In order to satisfy the Speaking Skills requirement, students must give a successful 20 minute talk in the Speaking Skills course (10-905). The first week of class will be a presentation on what constitutes a good talk, given by the instructor. All second year students are expected to take the course in the fall of their second year, this is in addition to any students who have yet to complete this requirement.

Teaching

Ph.D. students are required to serve as teaching assistants for two semesters in machine learning courses (10-xxx), beginning in their second year. This fulfills their teaching skills requirement.

Research

It is expected that all Ph.D. students engage in active research from their first semester. In fact, adviser selection occurs within one month of entering the Ph.D. program, with the option to change at a later time. Roughly half of a student's time should be allocated to research and lab work, and half to courses until these are completed.

Other Requirements

Students must follow all university policies and procedures.

Financial Support

Machine Learning is committed to providing full tuition and stipend support for the academic year, for each full-time ML Ph.D. student, for a period of five years. Research opportunities are constrained by funding availability. ML's funding commitments assume that the student is making satisfactory progress in the program, as reported to the student at the end of each academic term. Students are strongly encouraged to compete for outside fellowships and other sources of financial support. MLD will supplement these outside awards in order to fulfill its obligations for tuition and stipend support.

Application Information

Apply using our online application, which opens in September.

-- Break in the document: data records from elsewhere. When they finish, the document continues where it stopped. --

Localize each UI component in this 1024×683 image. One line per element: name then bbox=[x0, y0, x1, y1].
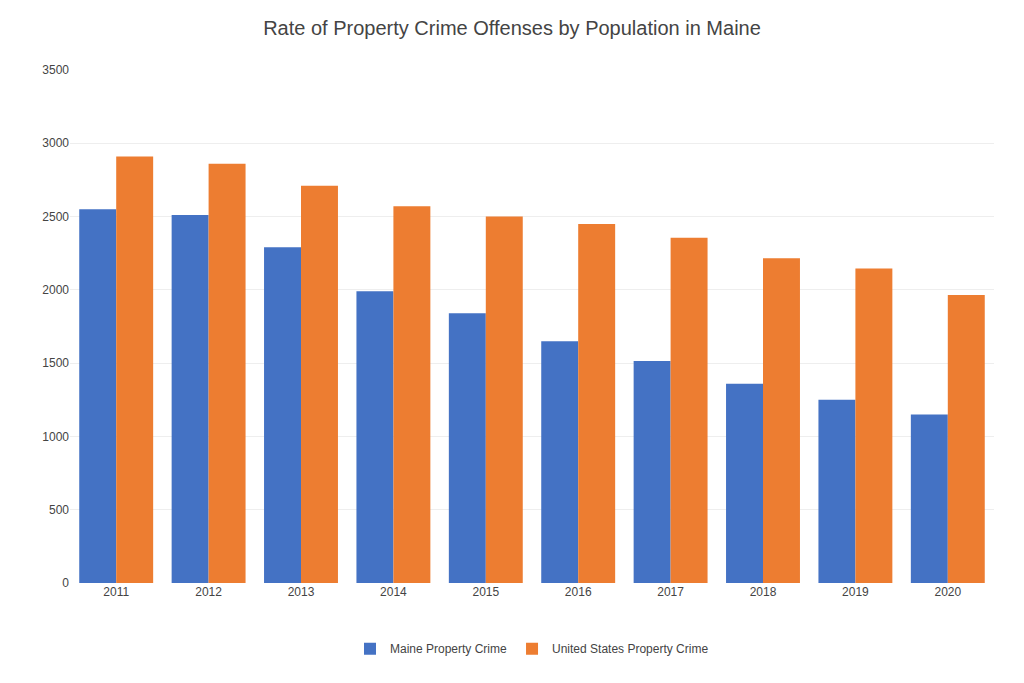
svg-text:2016: 2016 bbox=[565, 585, 592, 599]
svg-text:Maine Property Crime: Maine Property Crime bbox=[390, 642, 507, 656]
svg-text:2012: 2012 bbox=[195, 585, 222, 599]
svg-text:1500: 1500 bbox=[42, 356, 69, 370]
svg-text:500: 500 bbox=[49, 503, 69, 517]
svg-text:2020: 2020 bbox=[934, 585, 961, 599]
svg-text:2500: 2500 bbox=[42, 210, 69, 224]
svg-text:2015: 2015 bbox=[472, 585, 499, 599]
svg-text:2018: 2018 bbox=[750, 585, 777, 599]
svg-text:2000: 2000 bbox=[42, 283, 69, 297]
svg-text:2017: 2017 bbox=[657, 585, 684, 599]
svg-text:2014: 2014 bbox=[380, 585, 407, 599]
svg-text:3500: 3500 bbox=[42, 63, 69, 77]
svg-text:0: 0 bbox=[62, 576, 69, 590]
svg-text:2011: 2011 bbox=[103, 585, 129, 599]
svg-text:Rate of Property Crime Offense: Rate of Property Crime Offenses by Popul… bbox=[263, 17, 761, 39]
svg-text:United States Property Crime: United States Property Crime bbox=[552, 642, 708, 656]
svg-text:2013: 2013 bbox=[288, 585, 315, 599]
svg-text:2019: 2019 bbox=[842, 585, 869, 599]
svg-text:1000: 1000 bbox=[42, 430, 69, 444]
svg-text:3000: 3000 bbox=[42, 136, 69, 150]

  • GRE General test scores are optional.
  • You must speak English well. If you are not a native speaker, we recommend a combined TOEFL score of 100, with no subscore below 25, although we will make exceptions to this cutoff in exceptional cases.
  • Unofficially, we recommend a high level of comfort with math (particularly linear algebra, probability and proofs) and computer programming (at the level of an undergraduate degree in computer science, although many of our applicants get the necessary experience without majoring in CS). It is possible to fill in some of this background on the fly, but you will be working hard to do so!
  • The program is very competitive, so successful applications always stand out in some way from their peers — for example in terms of grades, research experience or recommendation letters.